Utang pinjol RI tembus Rp80 triliun, kredit macet alami lonjakan jelang lebaran

- 12 April 2025 - 05:56

Utang masyarakat Indonesia dari pinjaman online (pinjol) mencapai angka mencengangkan, menembus Rp80,07 triliun hingga akhir Februari 2025, menurut data OJK. Kenaikan ini juga diiringi dengan meningkatnya rasio kredit macet (TWP90) menjadi 2,78%, menandakan risiko gagal bayar yang makin serius. Sementara itu, pembiayaan dari modal ventura justru mengalami kontraksi.
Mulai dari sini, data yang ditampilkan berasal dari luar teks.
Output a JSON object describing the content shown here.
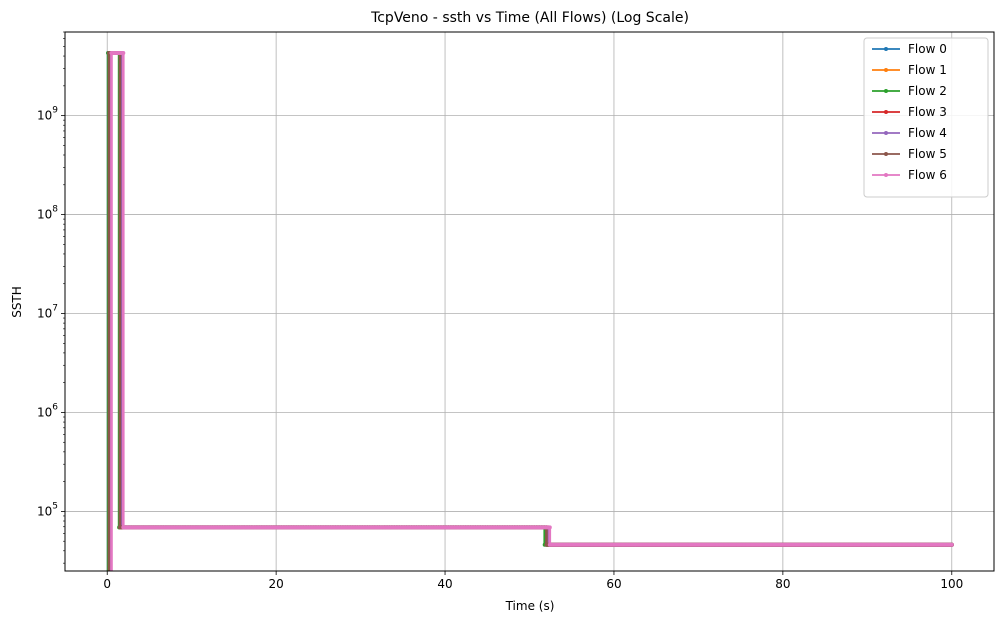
{
  "chart_data": {
    "type": "line",
    "title": "TcpVeno - ssth vs Time (All Flows) (Log Scale)",
    "xlabel": "Time (s)",
    "ylabel": "SSTH",
    "xlim": [
      -5,
      105
    ],
    "ylim": [
      25000,
      7000000000
    ],
    "yscale": "log",
    "grid": true,
    "legend_position": "top-right",
    "x_ticks": [
      0,
      20,
      40,
      60,
      80,
      100
    ],
    "x_tick_labels": [
      "0",
      "20",
      "40",
      "60",
      "80",
      "100"
    ],
    "y_ticks": [
      100000,
      1000000,
      10000000,
      100000000,
      1000000000
    ],
    "y_tick_labels": [
      {
        "base": "10",
        "exp": "5"
      },
      {
        "base": "10",
        "exp": "6"
      },
      {
        "base": "10",
        "exp": "7"
      },
      {
        "base": "10",
        "exp": "8"
      },
      {
        "base": "10",
        "exp": "9"
      }
    ],
    "series": [
      {
        "name": "Flow 0",
        "color": "#1f77b4",
        "x": [
          0.1,
          0.1,
          1.5,
          1.5,
          52.0,
          52.0,
          100.0
        ],
        "y": [
          25000,
          4290000000,
          4290000000,
          69000,
          69000,
          46000,
          46000
        ]
      },
      {
        "name": "Flow 1",
        "color": "#ff7f0e",
        "x": [
          0.2,
          0.2,
          1.6,
          1.6,
          52.1,
          52.1,
          100.0
        ],
        "y": [
          25000,
          4290000000,
          4290000000,
          69000,
          69000,
          46000,
          46000
        ]
      },
      {
        "name": "Flow 2",
        "color": "#2ca02c",
        "x": [
          0.1,
          0.1,
          1.4,
          1.4,
          51.8,
          51.8,
          100.0
        ],
        "y": [
          25000,
          4290000000,
          4290000000,
          69000,
          69000,
          46000,
          46000
        ]
      },
      {
        "name": "Flow 3",
        "color": "#d62728",
        "x": [
          0.3,
          0.3,
          1.7,
          1.7,
          52.2,
          52.2,
          100.0
        ],
        "y": [
          25000,
          4290000000,
          4290000000,
          69000,
          69000,
          46000,
          46000
        ]
      },
      {
        "name": "Flow 4",
        "color": "#9467bd",
        "x": [
          0.4,
          0.4,
          1.8,
          1.8,
          52.3,
          52.3,
          100.0
        ],
        "y": [
          25000,
          4290000000,
          4290000000,
          69000,
          69000,
          46000,
          46000
        ]
      },
      {
        "name": "Flow 5",
        "color": "#8c564b",
        "x": [
          0.2,
          0.2,
          1.5,
          1.5,
          52.0,
          52.0,
          100.0
        ],
        "y": [
          25000,
          4290000000,
          4290000000,
          69000,
          69000,
          46000,
          46000
        ]
      },
      {
        "name": "Flow 6",
        "color": "#e377c2",
        "x": [
          0.5,
          0.5,
          1.9,
          1.9,
          52.4,
          52.4,
          100.0
        ],
        "y": [
          25000,
          4290000000,
          4290000000,
          69000,
          69000,
          46000,
          46000
        ]
      }
    ]
  }
}
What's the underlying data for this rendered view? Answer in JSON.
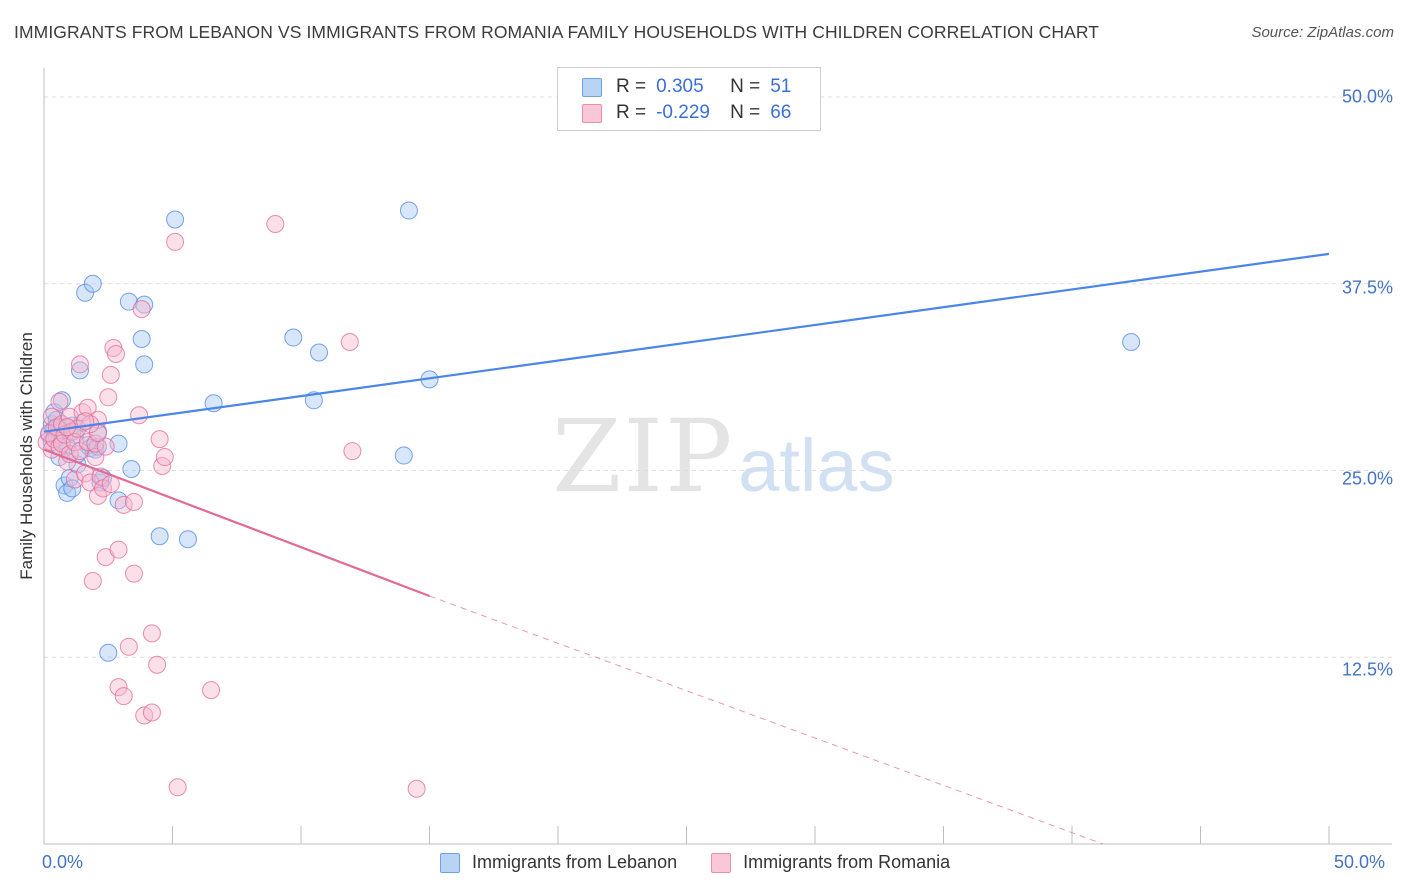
{
  "header": {
    "title": "IMMIGRANTS FROM LEBANON VS IMMIGRANTS FROM ROMANIA FAMILY HOUSEHOLDS WITH CHILDREN CORRELATION CHART",
    "source": "Source: ZipAtlas.com"
  },
  "watermark": {
    "zip": "ZIP",
    "atlas": "atlas"
  },
  "legend": {
    "lebanon": {
      "r_label": "R =",
      "r_value": "0.305",
      "n_label": "N =",
      "n_value": "51"
    },
    "romania": {
      "r_label": "R =",
      "r_value": "-0.229",
      "n_label": "N =",
      "n_value": "66"
    }
  },
  "chart_data": {
    "type": "scatter",
    "title": "IMMIGRANTS FROM LEBANON VS IMMIGRANTS FROM ROMANIA FAMILY HOUSEHOLDS WITH CHILDREN CORRELATION CHART",
    "xlabel": "",
    "ylabel": "Family Households with Children",
    "xlim": [
      0,
      50
    ],
    "ylim": [
      0,
      50
    ],
    "x_tick_labels": [
      "0.0%",
      "50.0%"
    ],
    "y_tick_labels": [
      {
        "value": 50,
        "label": "50.0%"
      },
      {
        "value": 37.5,
        "label": "37.5%"
      },
      {
        "value": 25,
        "label": "25.0%"
      },
      {
        "value": 12.5,
        "label": "12.5%"
      }
    ],
    "legend_position": "top-center",
    "colors": {
      "lebanon": "#4a86e8",
      "lebanon_fill": "#a9c8f2",
      "romania": "#e26a96",
      "romania_fill": "#f7b8cf"
    },
    "series": [
      {
        "name": "Immigrants from Lebanon",
        "r": 0.305,
        "n": 51,
        "trend": {
          "x": [
            0,
            50
          ],
          "y": [
            27.6,
            39.5
          ],
          "dashed_from": null
        },
        "points": [
          [
            0.2,
            27.4
          ],
          [
            0.3,
            28.1
          ],
          [
            0.3,
            26.9
          ],
          [
            0.4,
            27.8
          ],
          [
            0.4,
            28.9
          ],
          [
            0.5,
            27.2
          ],
          [
            0.5,
            28.4
          ],
          [
            0.6,
            27.9
          ],
          [
            0.7,
            27.0
          ],
          [
            0.7,
            29.7
          ],
          [
            0.8,
            24.0
          ],
          [
            0.9,
            23.5
          ],
          [
            1.0,
            24.5
          ],
          [
            1.0,
            27.6
          ],
          [
            1.1,
            23.8
          ],
          [
            1.1,
            28.0
          ],
          [
            1.2,
            27.4
          ],
          [
            1.3,
            25.4
          ],
          [
            1.4,
            31.7
          ],
          [
            1.5,
            28.2
          ],
          [
            1.6,
            36.9
          ],
          [
            1.7,
            26.7
          ],
          [
            1.8,
            26.5
          ],
          [
            1.9,
            37.5
          ],
          [
            2.0,
            26.4
          ],
          [
            2.1,
            26.6
          ],
          [
            2.1,
            27.6
          ],
          [
            2.2,
            24.2
          ],
          [
            2.3,
            24.5
          ],
          [
            2.5,
            12.8
          ],
          [
            2.9,
            23.0
          ],
          [
            2.9,
            26.8
          ],
          [
            3.3,
            36.3
          ],
          [
            3.4,
            25.1
          ],
          [
            3.8,
            33.8
          ],
          [
            3.9,
            32.1
          ],
          [
            3.9,
            36.1
          ],
          [
            4.5,
            20.6
          ],
          [
            5.1,
            41.8
          ],
          [
            5.6,
            20.4
          ],
          [
            6.6,
            29.5
          ],
          [
            9.7,
            33.9
          ],
          [
            10.5,
            29.7
          ],
          [
            10.7,
            32.9
          ],
          [
            14.0,
            26.0
          ],
          [
            14.2,
            42.4
          ],
          [
            15.0,
            31.1
          ],
          [
            42.3,
            33.6
          ],
          [
            0.6,
            25.9
          ],
          [
            1.3,
            26.1
          ],
          [
            0.9,
            26.6
          ]
        ]
      },
      {
        "name": "Immigrants from Romania",
        "r": -0.229,
        "n": 66,
        "trend": {
          "x": [
            0,
            15,
            41.2
          ],
          "y": [
            26.4,
            16.6,
            0
          ],
          "dashed_from": 15
        },
        "points": [
          [
            0.1,
            26.9
          ],
          [
            0.2,
            27.5
          ],
          [
            0.3,
            26.4
          ],
          [
            0.3,
            28.6
          ],
          [
            0.4,
            27.1
          ],
          [
            0.5,
            27.9
          ],
          [
            0.6,
            26.6
          ],
          [
            0.6,
            29.6
          ],
          [
            0.7,
            28.1
          ],
          [
            0.7,
            26.8
          ],
          [
            0.8,
            27.4
          ],
          [
            0.9,
            25.6
          ],
          [
            1.0,
            28.6
          ],
          [
            1.0,
            26.1
          ],
          [
            1.1,
            27.6
          ],
          [
            1.2,
            24.4
          ],
          [
            1.2,
            26.9
          ],
          [
            1.3,
            27.8
          ],
          [
            1.4,
            32.1
          ],
          [
            1.4,
            26.3
          ],
          [
            1.5,
            28.9
          ],
          [
            1.6,
            24.8
          ],
          [
            1.7,
            29.2
          ],
          [
            1.7,
            26.9
          ],
          [
            1.8,
            24.2
          ],
          [
            1.9,
            17.6
          ],
          [
            2.0,
            25.9
          ],
          [
            2.0,
            26.8
          ],
          [
            2.1,
            23.3
          ],
          [
            2.1,
            28.4
          ],
          [
            2.2,
            24.6
          ],
          [
            2.3,
            23.8
          ],
          [
            2.4,
            19.2
          ],
          [
            2.4,
            26.6
          ],
          [
            2.5,
            29.9
          ],
          [
            2.6,
            31.4
          ],
          [
            2.6,
            24.1
          ],
          [
            2.7,
            33.2
          ],
          [
            2.8,
            32.8
          ],
          [
            2.9,
            19.7
          ],
          [
            2.9,
            10.5
          ],
          [
            3.1,
            9.9
          ],
          [
            3.1,
            22.7
          ],
          [
            3.3,
            13.2
          ],
          [
            3.5,
            18.1
          ],
          [
            3.5,
            22.9
          ],
          [
            3.7,
            28.7
          ],
          [
            3.8,
            35.8
          ],
          [
            3.9,
            8.6
          ],
          [
            4.2,
            8.8
          ],
          [
            4.2,
            14.1
          ],
          [
            4.4,
            12.0
          ],
          [
            4.5,
            27.1
          ],
          [
            4.6,
            25.3
          ],
          [
            4.7,
            25.9
          ],
          [
            5.1,
            40.3
          ],
          [
            5.2,
            3.8
          ],
          [
            6.5,
            10.3
          ],
          [
            9.0,
            41.5
          ],
          [
            11.9,
            33.6
          ],
          [
            12.0,
            26.3
          ],
          [
            14.5,
            3.7
          ],
          [
            2.1,
            27.5
          ],
          [
            1.8,
            28.1
          ],
          [
            0.9,
            27.9
          ],
          [
            1.6,
            28.3
          ]
        ]
      }
    ]
  },
  "bottom_legend": {
    "lebanon": "Immigrants from Lebanon",
    "romania": "Immigrants from Romania"
  }
}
  1. Lonjakan tajam pembiayaan pinjol hingga Rp80 triliun
  2. Naiknya tingkat kredit macet (TWP90) sebagai alarm risiko gagal bayar
  3. Kontraksi pembiayaan modal ventura dan dampaknya terhadap lanskap fintech

Utang masyarakat Indonesia dari layanan pinjaman online atau peer-to-peer (P2P) lending kian membengkak. Hingga akhir Februari 2025, nilai pembiayaan outstanding dari industri ini mencapai Rp80,07 triliun, naik 31,06% dibandingkan periode yang sama tahun lalu. Peningkatan yang signifikan ini terjadi menjelang Ramadan dan Lebaran—periode yang kerap disertai lonjakan konsumsi dan kebutuhan dana cepat.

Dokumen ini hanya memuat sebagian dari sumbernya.